For sovereign fixed income investors, countries’ environmental externalities include clean energy as a benefit and carbon emissions and biodiversity loss as costs, among a similarly long list.

Active management driving environmental progress

Schroders is taking a further step forward in sustainability leadership by introducing engagement objectives for fund managers and analysts. This will apply across the equities and fixed income desks and will form part of fund managers’ and analysts’ personal performance goals.

“Engagement is one of the important tools we can use to influence the companies in which we invest,” says Andrew Howard.

Kimberley Lewis, Head of Active Ownership, says that as a global active asset manager, “we are able to influence corporate behaviour through constructive and committed engagement with the companies and assets we invest in”.

“By encouraging management teams to adapt to changes, we are able to strengthen the long-term value of those assets, enhancing outcomes for clients, and to accelerate positive change towards a fairer and sustainable global economy,” she adds. “The launch of our Engagement Blueprint sets out what active ownership means at Schroders, how we engage with the companies in which we invest and what our clients can expect from us.”

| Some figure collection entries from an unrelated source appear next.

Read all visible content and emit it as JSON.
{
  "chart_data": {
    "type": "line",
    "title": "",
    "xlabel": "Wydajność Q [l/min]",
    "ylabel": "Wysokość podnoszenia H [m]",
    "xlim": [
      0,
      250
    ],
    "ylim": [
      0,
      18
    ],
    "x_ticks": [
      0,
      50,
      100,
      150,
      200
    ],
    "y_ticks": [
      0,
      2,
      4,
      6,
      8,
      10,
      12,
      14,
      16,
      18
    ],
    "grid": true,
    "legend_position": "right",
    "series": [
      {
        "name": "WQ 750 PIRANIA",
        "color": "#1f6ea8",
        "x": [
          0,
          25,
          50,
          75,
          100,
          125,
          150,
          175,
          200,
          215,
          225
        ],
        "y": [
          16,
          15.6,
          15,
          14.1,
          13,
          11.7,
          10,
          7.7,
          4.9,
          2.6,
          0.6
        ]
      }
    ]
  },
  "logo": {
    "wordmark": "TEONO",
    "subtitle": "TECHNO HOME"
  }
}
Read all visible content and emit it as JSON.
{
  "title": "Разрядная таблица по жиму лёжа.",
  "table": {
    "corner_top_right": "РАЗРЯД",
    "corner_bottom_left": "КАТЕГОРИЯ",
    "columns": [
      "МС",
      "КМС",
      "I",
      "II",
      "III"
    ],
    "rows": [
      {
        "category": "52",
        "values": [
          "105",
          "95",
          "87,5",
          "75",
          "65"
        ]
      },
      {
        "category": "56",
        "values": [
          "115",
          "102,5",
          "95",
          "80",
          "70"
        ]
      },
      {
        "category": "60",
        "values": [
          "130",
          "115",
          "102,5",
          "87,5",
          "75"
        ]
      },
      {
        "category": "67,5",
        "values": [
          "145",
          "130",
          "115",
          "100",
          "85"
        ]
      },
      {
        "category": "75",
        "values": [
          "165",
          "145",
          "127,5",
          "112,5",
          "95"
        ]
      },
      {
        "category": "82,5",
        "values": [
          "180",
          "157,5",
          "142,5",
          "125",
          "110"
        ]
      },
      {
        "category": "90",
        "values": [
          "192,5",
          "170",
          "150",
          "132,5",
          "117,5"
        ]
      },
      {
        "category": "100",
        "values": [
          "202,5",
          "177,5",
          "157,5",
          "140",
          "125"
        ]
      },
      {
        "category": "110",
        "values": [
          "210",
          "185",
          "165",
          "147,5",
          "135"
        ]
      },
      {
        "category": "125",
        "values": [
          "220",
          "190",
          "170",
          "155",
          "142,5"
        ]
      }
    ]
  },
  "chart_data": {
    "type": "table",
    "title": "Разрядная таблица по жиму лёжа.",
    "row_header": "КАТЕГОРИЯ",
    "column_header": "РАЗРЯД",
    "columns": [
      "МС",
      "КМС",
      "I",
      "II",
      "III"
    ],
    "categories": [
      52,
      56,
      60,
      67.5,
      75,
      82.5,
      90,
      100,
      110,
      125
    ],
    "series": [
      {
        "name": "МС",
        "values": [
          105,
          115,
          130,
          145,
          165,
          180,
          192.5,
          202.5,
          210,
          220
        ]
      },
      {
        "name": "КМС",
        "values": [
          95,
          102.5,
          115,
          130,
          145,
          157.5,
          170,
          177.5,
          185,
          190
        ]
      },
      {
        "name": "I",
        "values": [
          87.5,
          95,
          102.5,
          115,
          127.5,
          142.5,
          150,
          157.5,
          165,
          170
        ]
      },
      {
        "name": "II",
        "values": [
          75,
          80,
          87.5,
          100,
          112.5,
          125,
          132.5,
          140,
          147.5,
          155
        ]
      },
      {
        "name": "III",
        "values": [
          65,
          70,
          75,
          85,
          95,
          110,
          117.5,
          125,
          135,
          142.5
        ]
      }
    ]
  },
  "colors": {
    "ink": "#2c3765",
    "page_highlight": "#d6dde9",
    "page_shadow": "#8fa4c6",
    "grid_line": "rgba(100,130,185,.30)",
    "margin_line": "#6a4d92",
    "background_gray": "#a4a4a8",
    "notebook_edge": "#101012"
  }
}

Climate change and natural capital and biodiversity have been identified as core themes for active engagement.

Private markets and the planet

Schroders’ commitment to a positive impact on the environment goes beyond the traditional asset classes.

To give an example, real estate is responsible for 40% of global carbon emissions, according to the International Energy Agency. Last year Schroder Real Estate published its pathway to achieving net zero carbon across its assets under management – from commercial to hotels and residential assets – by 2050.

Mark Callender, Head of Real Estate Research, says: “One of the advantages of private real estate is that investors have control over their assets. We have committed to using renewable electricity in all our buildings, for example.”

Charlotte Jacques, Head of Sustainability and Impact Investment, Schroder Real Estate, says: “Our activities range across the building lifecycle. We seek to continually improve the sustainability credentials of our investments through the active management of our assets, and have been working to reduce the energy consumption and greenhouse gas emissions of our landlord-controlled operations for over five years.”

Meanwhile Nils Rode, Chief Investment Officer at Schroders Capital, says that while far less information is published by private companies, the thorough and lengthy due diligence that private equity investors can conduct allows for a truly deep dive into companies’ environmental practices. He says: “Private equity can play a more active role in controlling ESG-related risks as a result of the depth of the engagement.